February 8th, 2020 (retrospective): Prior to getting a hip replacement last June, I could run 6 miles in less than 42 minutes, easily. I coach boxing, and prior to the hip surgery, I could easily spar non-stop for 12-15 rounds with just about anyone. I weighed-in today at 188 pounds, so I’ve kept off that 161 pounds, plus 1 for fun. My problem is effectively solved, right? Not even close. Anybody who’s gained and lost that amount of weight has an eating disorder, likely has anxiety and/or depression issues, and now has body dysmorphia issues. I eat one piece of broccoli too many, get pushed over my daily calorie goals, and I absolutely feel horrible about myself. That piece of broccoli is not just annoying, it may be the setting of a precedent, a slippery slope to a loss of self-control. It’s the demon in me. “Now that you’re skinny you don’t have to feel guilty anymore. It must feel so good to be in shape.”
The goal is reached. I got the gig, but now I have to keep it, and this has proven to be just as much of a challenge, or more, than getting here. I have to pass this on, I have to help others, I have to live it. I have to eat it, breathe it, sleep it. You’d think I have no time for anything else.

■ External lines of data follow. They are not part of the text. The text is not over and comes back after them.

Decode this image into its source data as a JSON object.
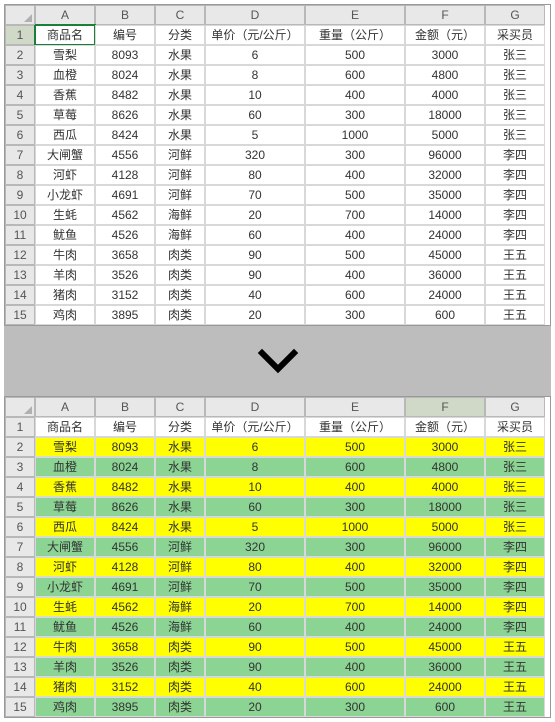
{
  "columns": [
    "A",
    "B",
    "C",
    "D",
    "E",
    "F",
    "G"
  ],
  "headers": {
    "product": "商品名",
    "id": "编号",
    "category": "分类",
    "price": "单价（元/公斤）",
    "weight": "重量（公斤）",
    "amount": "金额（元）",
    "buyer": "采买员"
  },
  "rows": [
    {
      "product": "雪梨",
      "id": 8093,
      "category": "水果",
      "price": 6,
      "weight": 500,
      "amount": 3000,
      "buyer": "张三"
    },
    {
      "product": "血橙",
      "id": 8024,
      "category": "水果",
      "price": 8,
      "weight": 600,
      "amount": 4800,
      "buyer": "张三"
    },
    {
      "product": "香蕉",
      "id": 8482,
      "category": "水果",
      "price": 10,
      "weight": 400,
      "amount": 4000,
      "buyer": "张三"
    },
    {
      "product": "草莓",
      "id": 8626,
      "category": "水果",
      "price": 60,
      "weight": 300,
      "amount": 18000,
      "buyer": "张三"
    },
    {
      "product": "西瓜",
      "id": 8424,
      "category": "水果",
      "price": 5,
      "weight": 1000,
      "amount": 5000,
      "buyer": "张三"
    },
    {
      "product": "大闸蟹",
      "id": 4556,
      "category": "河鲜",
      "price": 320,
      "weight": 300,
      "amount": 96000,
      "buyer": "李四"
    },
    {
      "product": "河虾",
      "id": 4128,
      "category": "河鲜",
      "price": 80,
      "weight": 400,
      "amount": 32000,
      "buyer": "李四"
    },
    {
      "product": "小龙虾",
      "id": 4691,
      "category": "河鲜",
      "price": 70,
      "weight": 500,
      "amount": 35000,
      "buyer": "李四"
    },
    {
      "product": "生蚝",
      "id": 4562,
      "category": "海鲜",
      "price": 20,
      "weight": 700,
      "amount": 14000,
      "buyer": "李四"
    },
    {
      "product": "鱿鱼",
      "id": 4526,
      "category": "海鲜",
      "price": 60,
      "weight": 400,
      "amount": 24000,
      "buyer": "李四"
    },
    {
      "product": "牛肉",
      "id": 3658,
      "category": "肉类",
      "price": 90,
      "weight": 500,
      "amount": 45000,
      "buyer": "王五"
    },
    {
      "product": "羊肉",
      "id": 3526,
      "category": "肉类",
      "price": 90,
      "weight": 400,
      "amount": 36000,
      "buyer": "王五"
    },
    {
      "product": "猪肉",
      "id": 3152,
      "category": "肉类",
      "price": 40,
      "weight": 600,
      "amount": 24000,
      "buyer": "王五"
    },
    {
      "product": "鸡肉",
      "id": 3895,
      "category": "肉类",
      "price": 20,
      "weight": 300,
      "amount": 600,
      "buyer": "王五"
    }
  ],
  "top_active_cell": "A1",
  "bottom_active_col": "F",
  "colors": {
    "yellow": "#ffff00",
    "green": "#8bd494"
  }
}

The process is structure though, and the structure of the process eases my mind. Each day that goes by represents another opportunity for me to test and adjust and define navigational barriers and figure out how to change from someone brittle and breakable, to someone who can bend and flex with the pressure and the wind and the waves life sends my way, and stay composed and in one piece through it all.
For the record, I learned that being obsessed/possessed by the process actually takes a lot less time than constantly worrying about what garbage I’m going to eat, and how I plan to spend my day doing nothing. The program gave me back some time, and that’s more valuable than all the gold in the world.